2022-12-12 10:53:42 239 [Note] Previous Using_Gtid=Slave_Pos. New Using_Gtid=No
before this, when the slave is stopped so CM can be changed to USING_GTID=NO, the IO thread knows of the master log file but not the SQL thread (let’s call this Case A):
2022-12-12 10:53:42 235 [Note] Previous Using_Gtid=Slave_Pos. New Using_Gtid=Slave_Pos
2022-12-12 10:53:42 237 [Note] Slave I/O thread: Start asynchronous replication to master 'root@127.0.0.1:16540' in log '' at position 4
2022-12-12 10:53:42 237 [Note] Slave I/O thread: connected to master 'root@127.0.0.1:16540',replication starts at GTID position ''
2022-12-12 10:53:42 238 [Note] Slave SQL thread initialized, starting replication in log 'FIRST' at position 4, relay log './slave-relay-bin.000001' position: 4; GTID position ''
2022-12-12 10:53:42 238 [Note] Slave SQL thread exiting, replication stopped in log 'FIRST' at position 4; GTID position '', master: 127.0.0.1:16540
2022-12-12 10:53:42 237 [Note] Slave I/O thread exiting, read up to log 'master-bin.000001', position 329; GTID position , master 127.0.0.1:16540
while for the passing test in another build (https://buildbot.mariadb.org/#/builders/208) the error log shows that the CHANGE MASTER statement contains the master_log_file filename:
2023-04-14 16:13:00 239 [Note] 'CHANGE MASTER TO executed'. Previous state master_host='127.0.0.1', master_port='16240', master_log_file='master-bin.000001', master_log_pos='329'. New state master_host='127.0.0.1', master_port='16240', master_log_file='master-bin.000001', master_log_pos='329'.

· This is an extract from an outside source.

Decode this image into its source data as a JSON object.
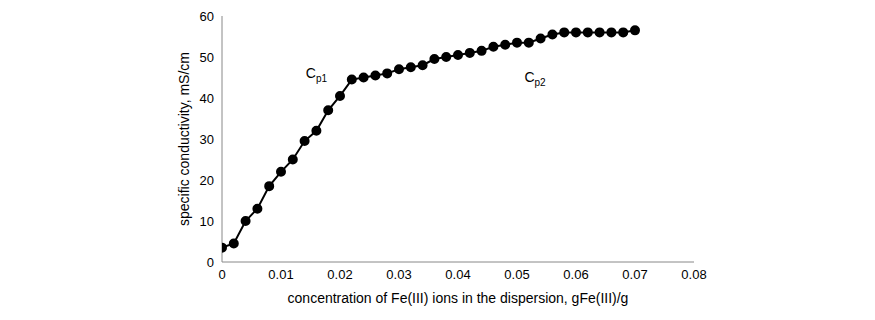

2023-04-14 16:13:00 239 [Note] Previous Using_Gtid=Slave_Pos. New Using_Gtid=No
and both IO and SQL threads know of the log file:
2023-04-14 16:13:00 235 [Note] Previous Using_Gtid=Slave_Pos. New Using_Gtid=Slave_Pos
2023-04-14 16:13:00 237 [Note] Slave I/O thread: Start asynchronous replication to master 'root@127.0.0.1:16240' in log '' at position 4
2023-04-14 16:13:00 238 [Note] Slave SQL thread initialized, starting replication in log 'FIRST' at position 4, relay log './slave-relay-bin.000001' position: 4; GTID position ''
2023-04-14 16:13:00 237 [Note] Slave I/O thread: connected to master 'root@127.0.0.1:16240',replication starts at GTID position ''
2023-04-14 16:13:00 238 [Note] Error reading relay log event: slave SQL thread was killed
2023-04-14 16:13:00 238 [Note] Slave SQL thread exiting, replication stopped in log 'master-bin.000001' at position 329; GTID position '', master: 127.0.0.1:16240
2023-04-14 16:13:00 237 [Note] Slave I/O thread exiting, read up to log 'master-bin.000001', position 329; GTID position , master 127.0.0.1:16240
Notably, the error log for the failure does NOT show the message “Error reading relay log event: slave SQL thread was killed”

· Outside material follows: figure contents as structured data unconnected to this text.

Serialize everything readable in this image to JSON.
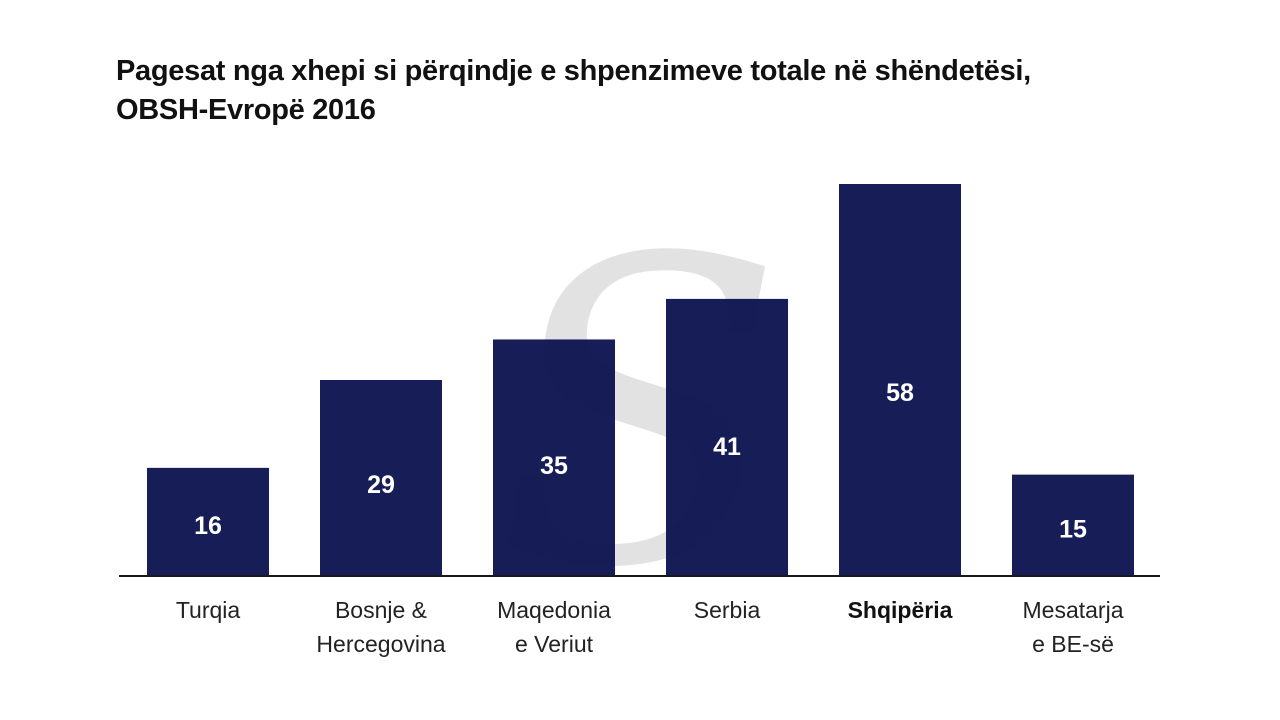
{
  "title": {
    "line1": "Pagesat nga xhepi si përqindje e shpenzimeve totale në shëndetësi,",
    "line2": "OBSH-Evropë 2016"
  },
  "watermark": {
    "glyph": "S"
  },
  "colors": {
    "bar": "#0e1450",
    "value_text": "#ffffff",
    "axis": "#1a1a1a",
    "label_text": "#222222",
    "watermark": "#d9d9d9"
  },
  "chart_data": {
    "type": "bar",
    "title": "Pagesat nga xhepi si përqindje e shpenzimeve totale në shëndetësi, OBSH-Evropë 2016",
    "xlabel": "",
    "ylabel": "",
    "ylim": [
      0,
      58
    ],
    "grid": false,
    "legend": "none",
    "categories": [
      [
        "Turqia"
      ],
      [
        "Bosnje &",
        "Hercegovina"
      ],
      [
        "Maqedonia",
        "e Veriut"
      ],
      [
        "Serbia"
      ],
      [
        "Shqipëria"
      ],
      [
        "Mesatarja",
        "e BE-së"
      ]
    ],
    "values": [
      16,
      29,
      35,
      41,
      58,
      15
    ],
    "highlight_index": 4
  }
}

Elkin I am unsure if there is a timing bug with Case A to investigate. Otherwise, the expected error message can simply be made more general so that it would accept either ‘.’ or ‘master-bin.000001’, or the "USING_GTID=NO" could be removed as the 1236 error is still achievable when the index file is manually changed.